Limitations & Future Work¶

Validation is limited to two datasets (VQA-RAD and PathVQA), both of modest scale (VQA-RAD contains only 3,515 QA pairs).
The theoretical advantages of quantum retrieval are extensively discussed, but the empirical gains remain relatively limited (only 1.9% over cosine similarity).
Comparisons with recent large language models (e.g., GPT-4V) are absent.
The construction and maintenance of the knowledge base are not described in detail.
Performance on more complex multi-choice or open-ended question answering remains unknown.

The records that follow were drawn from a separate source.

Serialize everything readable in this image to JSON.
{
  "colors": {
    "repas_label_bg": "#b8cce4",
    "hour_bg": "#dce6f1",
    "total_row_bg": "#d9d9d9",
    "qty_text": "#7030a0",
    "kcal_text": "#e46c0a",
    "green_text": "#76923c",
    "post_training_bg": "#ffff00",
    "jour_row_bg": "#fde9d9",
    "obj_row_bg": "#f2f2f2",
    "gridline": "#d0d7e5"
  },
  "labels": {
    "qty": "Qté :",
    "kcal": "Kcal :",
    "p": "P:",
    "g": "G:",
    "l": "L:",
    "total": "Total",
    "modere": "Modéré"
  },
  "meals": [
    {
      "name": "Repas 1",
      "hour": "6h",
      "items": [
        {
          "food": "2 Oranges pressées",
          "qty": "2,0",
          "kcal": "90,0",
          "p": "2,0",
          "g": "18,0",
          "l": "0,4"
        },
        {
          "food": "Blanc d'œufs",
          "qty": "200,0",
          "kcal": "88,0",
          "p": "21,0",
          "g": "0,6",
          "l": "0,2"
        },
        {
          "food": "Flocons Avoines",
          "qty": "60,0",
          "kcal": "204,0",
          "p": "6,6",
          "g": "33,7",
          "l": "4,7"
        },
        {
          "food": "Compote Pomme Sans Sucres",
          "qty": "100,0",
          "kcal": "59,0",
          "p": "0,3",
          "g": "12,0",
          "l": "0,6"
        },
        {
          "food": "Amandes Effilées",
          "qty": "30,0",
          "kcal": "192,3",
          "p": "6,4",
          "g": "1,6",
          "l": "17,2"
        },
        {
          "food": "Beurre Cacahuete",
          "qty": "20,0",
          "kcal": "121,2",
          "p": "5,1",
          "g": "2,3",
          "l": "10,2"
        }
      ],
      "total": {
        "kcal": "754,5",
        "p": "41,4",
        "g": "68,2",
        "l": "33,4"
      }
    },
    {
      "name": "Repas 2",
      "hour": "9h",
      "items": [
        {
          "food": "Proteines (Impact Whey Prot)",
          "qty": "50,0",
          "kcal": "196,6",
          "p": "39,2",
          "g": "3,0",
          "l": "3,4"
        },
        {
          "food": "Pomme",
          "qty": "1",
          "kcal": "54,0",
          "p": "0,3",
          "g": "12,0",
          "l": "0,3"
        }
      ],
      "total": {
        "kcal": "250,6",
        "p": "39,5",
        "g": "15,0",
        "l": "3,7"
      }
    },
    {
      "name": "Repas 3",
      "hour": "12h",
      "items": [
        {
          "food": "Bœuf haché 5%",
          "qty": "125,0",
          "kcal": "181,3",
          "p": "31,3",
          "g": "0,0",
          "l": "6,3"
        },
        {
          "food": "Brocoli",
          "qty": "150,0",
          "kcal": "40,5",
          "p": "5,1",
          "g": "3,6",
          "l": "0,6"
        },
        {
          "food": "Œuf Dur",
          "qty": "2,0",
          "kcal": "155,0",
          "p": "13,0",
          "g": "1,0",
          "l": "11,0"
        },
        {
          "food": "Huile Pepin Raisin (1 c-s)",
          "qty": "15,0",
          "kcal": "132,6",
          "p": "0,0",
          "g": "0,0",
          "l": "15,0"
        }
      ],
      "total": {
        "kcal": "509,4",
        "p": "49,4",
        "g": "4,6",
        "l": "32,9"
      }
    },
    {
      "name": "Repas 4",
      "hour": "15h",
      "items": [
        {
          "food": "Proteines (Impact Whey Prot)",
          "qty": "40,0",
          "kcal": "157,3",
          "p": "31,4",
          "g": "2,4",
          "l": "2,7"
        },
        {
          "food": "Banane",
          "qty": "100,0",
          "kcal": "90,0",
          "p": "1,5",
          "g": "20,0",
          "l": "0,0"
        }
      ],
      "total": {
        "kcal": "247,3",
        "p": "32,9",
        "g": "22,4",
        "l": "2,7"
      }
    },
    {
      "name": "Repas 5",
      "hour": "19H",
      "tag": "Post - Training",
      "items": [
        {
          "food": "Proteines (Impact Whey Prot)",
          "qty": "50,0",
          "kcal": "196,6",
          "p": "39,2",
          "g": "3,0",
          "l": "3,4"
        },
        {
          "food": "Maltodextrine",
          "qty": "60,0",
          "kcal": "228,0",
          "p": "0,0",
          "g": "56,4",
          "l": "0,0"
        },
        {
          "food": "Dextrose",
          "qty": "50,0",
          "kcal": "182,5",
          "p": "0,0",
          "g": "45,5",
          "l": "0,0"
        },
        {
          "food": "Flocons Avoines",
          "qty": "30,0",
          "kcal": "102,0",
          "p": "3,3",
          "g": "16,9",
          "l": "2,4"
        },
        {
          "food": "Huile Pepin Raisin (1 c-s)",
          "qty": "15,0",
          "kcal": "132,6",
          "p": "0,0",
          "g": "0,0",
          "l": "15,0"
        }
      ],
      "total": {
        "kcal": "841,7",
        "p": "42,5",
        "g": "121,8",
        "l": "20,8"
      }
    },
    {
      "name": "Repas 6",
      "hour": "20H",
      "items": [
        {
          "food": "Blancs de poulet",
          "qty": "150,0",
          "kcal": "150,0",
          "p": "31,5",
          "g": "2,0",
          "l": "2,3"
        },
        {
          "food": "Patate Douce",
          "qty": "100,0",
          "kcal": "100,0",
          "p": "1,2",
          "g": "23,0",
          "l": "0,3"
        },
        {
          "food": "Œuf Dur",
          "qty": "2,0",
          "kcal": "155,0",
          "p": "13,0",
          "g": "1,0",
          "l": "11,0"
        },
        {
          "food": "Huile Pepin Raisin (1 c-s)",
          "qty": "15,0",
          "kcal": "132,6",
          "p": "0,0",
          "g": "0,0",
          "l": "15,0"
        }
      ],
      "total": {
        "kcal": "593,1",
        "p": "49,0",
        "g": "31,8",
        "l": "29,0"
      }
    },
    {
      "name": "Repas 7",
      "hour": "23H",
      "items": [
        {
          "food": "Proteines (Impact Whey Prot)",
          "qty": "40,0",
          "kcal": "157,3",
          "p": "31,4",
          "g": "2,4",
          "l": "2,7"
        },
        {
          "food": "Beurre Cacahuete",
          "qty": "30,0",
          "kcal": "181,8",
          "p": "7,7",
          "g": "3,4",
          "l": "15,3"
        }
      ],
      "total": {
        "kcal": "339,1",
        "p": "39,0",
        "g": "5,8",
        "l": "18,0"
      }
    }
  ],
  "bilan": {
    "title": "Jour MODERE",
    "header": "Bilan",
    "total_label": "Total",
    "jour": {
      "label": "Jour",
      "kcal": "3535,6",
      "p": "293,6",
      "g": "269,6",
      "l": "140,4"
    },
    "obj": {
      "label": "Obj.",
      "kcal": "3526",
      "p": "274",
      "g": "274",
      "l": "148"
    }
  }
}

Frequency-domain approaches have demonstrated success in image analysis (FDTrans) and rumor detection (Lao et al. 2024); this work extends the paradigm to Med-VQA.
Quantum-inspired information retrieval (Uprety et al. 2021) offers a novel perspective on similarity computation.
Cross-modal contrastive learning has become a standard practice in multimodal fusion.

Rating¶

Novelty: ⭐⭐⭐⭐ The combination of frequency-domain processing and quantum retrieval is novel in the Med-VQA context.
Experimental Thoroughness: ⭐⭐⭐ Datasets are small; comparisons with recent large vision-language models are lacking.
Writing Quality: ⭐⭐⭐⭐ Structure is clear and mathematical derivations are complete.
Value: ⭐⭐⭐ The lightweight design is valuable, but the practical advantages of quantum retrieval require more rigorous validation.